Well, apparently calling AMEX and disputing the claim lit a fire, because I received my shipment in the mail today. I had a few DOA's, and some of the water that they shipped my snails in was "skunky," to say the least, but it would appear as though MOST of my shipment arrived in decent shape, to be honest. 5/6 bamboo shrimp, 11/12 Amano, and most Rabbit Snails were in good condition. Jury's out still on the nerites, but they can take some time to move around and make it clear that they are "OK."

IF they simply would have said something like, "Dude, we are backed up," or "Dude, we are waiting on stock," I would have been fine with that. I'm never "happy" with DOA's, but it wasn't anything terrible. I wish they would have done this from the get go. 

We'll see if everything survives, but it just makes me wonder: what's the big deal?? A LITTLE communication would help them out significantly in terms of repeat business, and all else being equal, whereas I might not get EVERYTHING from them, I certainly would consider getting more stock or materials from them.

Bad points that still remain:

1. NEED TO COMMUNiCATE WITH YOUR CUSTOMER! We keep you in business, and the least you could do is to make yourself available, or better yet, be proactive and if there is a problem, instead of hiding it, let me know what is going on!!

2. NEEDED TO CALL CREDIT CARD COMPANY to file a dispute the charge claim before anything ships. I should NEVER have to take this step. Ever.

Simple things go a LONG, LONG way AZ Gardens!!! Hire a service to answer calls and communicate what is going on, good or bad!! Yikes!


----------



## Seattle_Aquarist (Mar 7, 2008)

Hi Donald,

I'm glad you received your shipment; it's a shame that some companies need that kind of motivation to do what they are supposed to do in the first place. AMEX is a good company and backs up their customers better than most credit card companies out there; been an AMEX member since 1977.

You are not alone, as a result of my own experiences I always research a company before I do business with them.


----------



## DonaldmBoyer (Aug 18, 2005)

Well, Roy, you make a great point, and it was a mistake on my behalf to not do my research first. And, it was such a "basic" mistake...and obvious one!! I don't know if I implicitly trust people or have just gotten lazy over the years. I find that I do research when it comes to trying new products, such as "lighting" or "filters," or new livestock, but not usually the company as I typically stick with a known group of stores and merchants that I have been in contact with, some as far back as 2004 or 2005. Regardless, I won't do that again!!  But it would be so simple for them to become very reputable quickly! They have a nice selection, and a nice website that makes it easy to order. Just nothing to support the order once it's placed, you know??

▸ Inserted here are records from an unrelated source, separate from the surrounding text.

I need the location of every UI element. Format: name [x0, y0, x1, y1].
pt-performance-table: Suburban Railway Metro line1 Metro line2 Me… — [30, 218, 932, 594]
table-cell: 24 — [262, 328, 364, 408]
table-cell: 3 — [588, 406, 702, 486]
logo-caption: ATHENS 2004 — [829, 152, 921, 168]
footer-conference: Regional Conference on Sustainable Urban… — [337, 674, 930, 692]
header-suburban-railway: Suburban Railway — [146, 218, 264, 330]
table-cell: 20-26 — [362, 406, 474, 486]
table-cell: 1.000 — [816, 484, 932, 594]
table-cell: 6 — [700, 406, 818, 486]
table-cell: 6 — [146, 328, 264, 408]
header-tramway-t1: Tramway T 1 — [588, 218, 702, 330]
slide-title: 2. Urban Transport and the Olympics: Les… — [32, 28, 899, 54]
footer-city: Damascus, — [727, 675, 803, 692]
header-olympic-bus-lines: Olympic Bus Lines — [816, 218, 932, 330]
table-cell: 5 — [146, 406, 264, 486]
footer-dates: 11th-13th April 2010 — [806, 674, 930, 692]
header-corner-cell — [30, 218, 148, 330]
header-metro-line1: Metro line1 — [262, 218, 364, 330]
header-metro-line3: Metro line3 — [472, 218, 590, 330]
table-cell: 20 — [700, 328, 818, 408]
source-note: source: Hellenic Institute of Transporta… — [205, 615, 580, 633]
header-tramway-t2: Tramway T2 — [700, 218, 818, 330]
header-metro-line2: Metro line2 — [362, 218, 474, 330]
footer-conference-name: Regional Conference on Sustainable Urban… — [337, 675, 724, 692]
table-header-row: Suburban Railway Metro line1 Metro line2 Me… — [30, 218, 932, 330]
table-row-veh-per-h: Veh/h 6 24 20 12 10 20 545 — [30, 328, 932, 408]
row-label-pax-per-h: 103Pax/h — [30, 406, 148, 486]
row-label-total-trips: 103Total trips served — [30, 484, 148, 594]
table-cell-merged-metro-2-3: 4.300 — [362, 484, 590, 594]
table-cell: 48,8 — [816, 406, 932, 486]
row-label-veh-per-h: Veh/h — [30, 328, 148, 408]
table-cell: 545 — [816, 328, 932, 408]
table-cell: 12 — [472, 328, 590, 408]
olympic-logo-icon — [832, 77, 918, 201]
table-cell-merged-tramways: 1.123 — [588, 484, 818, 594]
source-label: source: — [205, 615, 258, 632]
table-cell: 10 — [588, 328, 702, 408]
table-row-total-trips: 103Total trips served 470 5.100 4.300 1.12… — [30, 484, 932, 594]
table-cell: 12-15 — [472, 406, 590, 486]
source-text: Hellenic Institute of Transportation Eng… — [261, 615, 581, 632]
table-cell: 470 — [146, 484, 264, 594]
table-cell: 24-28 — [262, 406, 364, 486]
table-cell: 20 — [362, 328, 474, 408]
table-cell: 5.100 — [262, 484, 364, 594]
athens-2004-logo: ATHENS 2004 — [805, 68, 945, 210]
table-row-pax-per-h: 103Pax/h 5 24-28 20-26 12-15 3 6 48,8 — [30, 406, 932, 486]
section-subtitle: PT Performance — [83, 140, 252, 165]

Yes, AMEX is awesome! I love it because it forces me to pay off my balance every month. So, I get awesome credit and very little debt. Ka-ching!


----------



## Duque (Nov 19, 2012)

Let me add my 2 cents, ....err, ....$1,000 to the conversation.

Yes, I decided to stock up for my 4 aquariums (now 9). Over the past 6 months I have spent almost $1,000 over the course of four orders. ....rookie mistake.

Livestock: VERY small fish. I had about a 30% DOA rate. If they're not DOA, then 80% of the remaining fish die off within a few days. Snails and Shrimp are particularilly susceptible to weather-related death. I've had whole bags of livestock arrive dead.

Plants: Varied success. Yes, some show up mushy, while others are healthy. 60-70% success

Packaging: HORRIBLE. Fish are wrapped in about 2 sheets of newspaper. There is no insulation on the sides of the boxes, just a square foam piece on the bottom. The heat packs are always worthless and everything shows up near freezing cold.

Communication and Guarantee: NONE I follow instructions, take photos, and notify them on time. Not ONE fish has ever been credited to my account. I've followed up with e-mails and calls, ....no response. Now I've discovered that they've put me on a list of "recurring orders". I hope my removing it from the website will do the trick.

I tried to resolve the backlog of DOA's and all I've gotten is silence. This is no way to run a business.

Final opinion: Their website is beautiful. ...that's where it ends. They're non-responsive, don't care about guarantees, and the quality is a toss-up. I guess I've made four orders because I tend to give people the benefit of the doubt. All I can say is "enough". If they don't value the $1,000 I've spent, then screw them. It's an expensive lesson for me.

Please don't make the same mistake. Someone should take legal action against them.


----------